Il n’est pas surprenant que le principal vecteur de changement soit ce que beaucoup appellent les « petites communautés », un modèle implanté et développé en Slovaquie il y a des décennies par l’Église clandestine sous le régime communiste. De petites communautés ou de petits groupes se réunissent régulièrement pour prier, partager, s’éduquer avec l’aide d’un prêtre ou d’un catéchiste. « Rien d’exceptionnel, à vrai dire, » dit-il ; « nous prions et nous enseignons, et nous faisons toutes sortes d’activités pour leur donner une chance de tirer profit de leurs talents et de leur potentiel : musique, théâtre, sport… Il est important qu’ils fassent tout eux-mêmes.
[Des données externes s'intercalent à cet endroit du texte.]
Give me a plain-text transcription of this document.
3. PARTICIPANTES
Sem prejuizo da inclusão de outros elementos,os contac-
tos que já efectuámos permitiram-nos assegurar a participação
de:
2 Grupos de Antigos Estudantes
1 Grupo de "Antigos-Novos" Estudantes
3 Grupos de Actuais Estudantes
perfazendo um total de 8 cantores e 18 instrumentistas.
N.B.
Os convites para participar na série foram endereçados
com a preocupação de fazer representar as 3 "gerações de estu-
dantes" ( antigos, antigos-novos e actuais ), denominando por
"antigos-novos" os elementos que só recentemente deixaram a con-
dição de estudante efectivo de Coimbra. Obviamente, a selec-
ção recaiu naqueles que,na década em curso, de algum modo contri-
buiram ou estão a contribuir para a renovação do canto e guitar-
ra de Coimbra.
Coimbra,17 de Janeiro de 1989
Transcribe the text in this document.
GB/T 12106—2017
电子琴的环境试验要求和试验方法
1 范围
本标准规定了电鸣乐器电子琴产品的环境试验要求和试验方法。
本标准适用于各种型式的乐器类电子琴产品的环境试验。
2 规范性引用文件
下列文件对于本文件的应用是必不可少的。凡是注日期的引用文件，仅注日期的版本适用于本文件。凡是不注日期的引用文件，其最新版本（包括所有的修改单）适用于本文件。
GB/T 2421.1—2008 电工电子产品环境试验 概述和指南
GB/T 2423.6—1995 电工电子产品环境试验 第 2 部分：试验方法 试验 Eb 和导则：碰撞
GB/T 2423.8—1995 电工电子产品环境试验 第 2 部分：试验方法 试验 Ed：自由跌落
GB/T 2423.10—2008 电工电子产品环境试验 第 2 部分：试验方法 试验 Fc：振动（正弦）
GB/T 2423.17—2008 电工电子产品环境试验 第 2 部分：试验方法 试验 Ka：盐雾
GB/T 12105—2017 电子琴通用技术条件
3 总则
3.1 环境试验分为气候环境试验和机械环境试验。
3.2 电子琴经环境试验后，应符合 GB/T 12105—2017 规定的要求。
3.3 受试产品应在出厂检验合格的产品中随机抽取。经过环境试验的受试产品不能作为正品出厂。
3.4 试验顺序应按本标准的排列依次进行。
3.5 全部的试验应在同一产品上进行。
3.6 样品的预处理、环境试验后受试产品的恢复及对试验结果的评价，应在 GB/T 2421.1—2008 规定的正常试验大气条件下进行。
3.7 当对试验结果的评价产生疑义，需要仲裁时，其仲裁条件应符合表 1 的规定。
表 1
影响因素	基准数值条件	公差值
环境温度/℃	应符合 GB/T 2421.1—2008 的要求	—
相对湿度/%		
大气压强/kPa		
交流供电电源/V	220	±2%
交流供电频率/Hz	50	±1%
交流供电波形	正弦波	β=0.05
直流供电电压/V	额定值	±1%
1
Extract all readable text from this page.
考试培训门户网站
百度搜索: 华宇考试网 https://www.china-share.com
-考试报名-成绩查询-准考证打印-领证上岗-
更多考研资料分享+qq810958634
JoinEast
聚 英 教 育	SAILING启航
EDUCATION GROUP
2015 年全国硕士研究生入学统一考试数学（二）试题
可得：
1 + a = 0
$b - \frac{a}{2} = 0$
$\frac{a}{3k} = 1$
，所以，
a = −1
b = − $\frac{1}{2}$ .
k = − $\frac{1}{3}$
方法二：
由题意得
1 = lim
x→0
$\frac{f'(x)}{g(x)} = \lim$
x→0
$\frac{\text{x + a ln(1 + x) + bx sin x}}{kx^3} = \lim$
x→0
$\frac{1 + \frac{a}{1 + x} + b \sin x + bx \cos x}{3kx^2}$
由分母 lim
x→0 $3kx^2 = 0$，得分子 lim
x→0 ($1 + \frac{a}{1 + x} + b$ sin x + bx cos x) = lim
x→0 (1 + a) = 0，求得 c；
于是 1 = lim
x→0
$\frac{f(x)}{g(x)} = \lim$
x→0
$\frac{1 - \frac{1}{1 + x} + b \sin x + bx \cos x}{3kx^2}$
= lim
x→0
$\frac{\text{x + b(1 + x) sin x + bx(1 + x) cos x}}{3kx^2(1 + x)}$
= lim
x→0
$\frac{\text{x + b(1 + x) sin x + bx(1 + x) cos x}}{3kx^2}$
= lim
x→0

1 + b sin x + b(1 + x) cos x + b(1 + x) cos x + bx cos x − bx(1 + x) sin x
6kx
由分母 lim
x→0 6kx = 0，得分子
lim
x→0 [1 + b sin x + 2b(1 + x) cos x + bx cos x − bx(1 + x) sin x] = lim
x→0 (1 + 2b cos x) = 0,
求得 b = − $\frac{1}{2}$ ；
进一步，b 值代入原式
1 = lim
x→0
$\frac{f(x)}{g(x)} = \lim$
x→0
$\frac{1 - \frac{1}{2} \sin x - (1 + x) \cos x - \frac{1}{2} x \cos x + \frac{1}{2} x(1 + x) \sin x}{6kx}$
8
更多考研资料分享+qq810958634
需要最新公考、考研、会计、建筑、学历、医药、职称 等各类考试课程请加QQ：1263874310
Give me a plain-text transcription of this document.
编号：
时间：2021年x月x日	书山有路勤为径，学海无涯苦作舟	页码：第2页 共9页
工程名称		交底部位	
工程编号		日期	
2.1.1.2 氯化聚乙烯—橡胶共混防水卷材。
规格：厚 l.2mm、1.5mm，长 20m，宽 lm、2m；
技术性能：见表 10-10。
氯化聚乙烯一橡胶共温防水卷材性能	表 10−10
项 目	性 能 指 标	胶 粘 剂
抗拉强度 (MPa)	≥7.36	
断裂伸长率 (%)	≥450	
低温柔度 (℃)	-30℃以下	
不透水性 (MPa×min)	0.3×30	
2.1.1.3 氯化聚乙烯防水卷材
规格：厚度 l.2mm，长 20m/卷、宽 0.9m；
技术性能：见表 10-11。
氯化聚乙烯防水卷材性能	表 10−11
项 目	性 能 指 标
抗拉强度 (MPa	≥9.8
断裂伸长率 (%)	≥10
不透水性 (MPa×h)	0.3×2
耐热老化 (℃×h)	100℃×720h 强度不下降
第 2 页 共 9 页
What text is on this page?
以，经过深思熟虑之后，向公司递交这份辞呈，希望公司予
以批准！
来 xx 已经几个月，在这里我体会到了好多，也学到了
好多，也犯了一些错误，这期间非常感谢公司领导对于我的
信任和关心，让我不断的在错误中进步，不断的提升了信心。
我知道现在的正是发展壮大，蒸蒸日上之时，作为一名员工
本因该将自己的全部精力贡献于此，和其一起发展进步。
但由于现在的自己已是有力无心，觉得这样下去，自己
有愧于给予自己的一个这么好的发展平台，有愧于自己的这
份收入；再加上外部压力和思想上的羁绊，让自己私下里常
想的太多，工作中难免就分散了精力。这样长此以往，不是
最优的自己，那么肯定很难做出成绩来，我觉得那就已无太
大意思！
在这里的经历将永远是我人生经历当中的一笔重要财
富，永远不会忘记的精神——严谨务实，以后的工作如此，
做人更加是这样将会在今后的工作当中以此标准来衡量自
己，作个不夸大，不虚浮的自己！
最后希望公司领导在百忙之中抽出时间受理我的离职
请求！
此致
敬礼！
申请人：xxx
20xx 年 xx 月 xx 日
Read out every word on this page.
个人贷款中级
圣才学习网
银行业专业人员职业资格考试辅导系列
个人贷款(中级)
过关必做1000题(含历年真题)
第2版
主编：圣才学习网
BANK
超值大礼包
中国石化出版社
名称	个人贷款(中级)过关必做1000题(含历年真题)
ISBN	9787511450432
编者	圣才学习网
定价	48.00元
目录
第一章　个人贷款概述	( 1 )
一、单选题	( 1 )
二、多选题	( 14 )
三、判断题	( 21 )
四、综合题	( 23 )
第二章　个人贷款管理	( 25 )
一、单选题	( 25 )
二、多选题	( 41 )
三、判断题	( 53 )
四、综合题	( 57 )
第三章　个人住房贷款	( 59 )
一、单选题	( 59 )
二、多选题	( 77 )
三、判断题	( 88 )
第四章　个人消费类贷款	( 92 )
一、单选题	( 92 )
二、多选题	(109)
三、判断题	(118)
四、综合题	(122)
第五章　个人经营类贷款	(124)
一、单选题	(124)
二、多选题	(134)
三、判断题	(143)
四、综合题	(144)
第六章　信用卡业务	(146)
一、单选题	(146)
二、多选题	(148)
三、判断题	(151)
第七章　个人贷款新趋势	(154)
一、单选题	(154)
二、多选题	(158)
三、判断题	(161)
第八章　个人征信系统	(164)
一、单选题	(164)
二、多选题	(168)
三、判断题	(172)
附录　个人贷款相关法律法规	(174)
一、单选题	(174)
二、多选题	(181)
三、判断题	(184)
Si je veux construire une nouvelle station missionnaire, ou un lieu de réunions, je leur demande de la construire avec mon aide. »

Dans la perspective de la prochaine visite papale, le Père Martin et son équipe essaient d’encourager les fidèles à aller à la rencontre du pape. « Ils aiment le fait que le pape va nous rendre visite, mais beaucoup d’entre eux ont peur de la vaccination. » Afin de participer aux activités associées à la visite en Slovaquie, il faut en effet se soumettre à une vaccination complète contre la Covid-19. Par ailleurs, de nombreux Roms de Slovaquie orientale souhaiteraient faire du bénévolat avant ou pendant la visite papale. « Je pense et j’espère que la visite papale dans le grand campement rom de Košice (dénommé Luník IX) aura un impact durable sur les relations entre les Roms et le reste de la société. Je prie pour que le Saint-Père ouvre le cœur des gens et aide la société à comprendre la nécessité d’accepter nos frères et sœurs roms. »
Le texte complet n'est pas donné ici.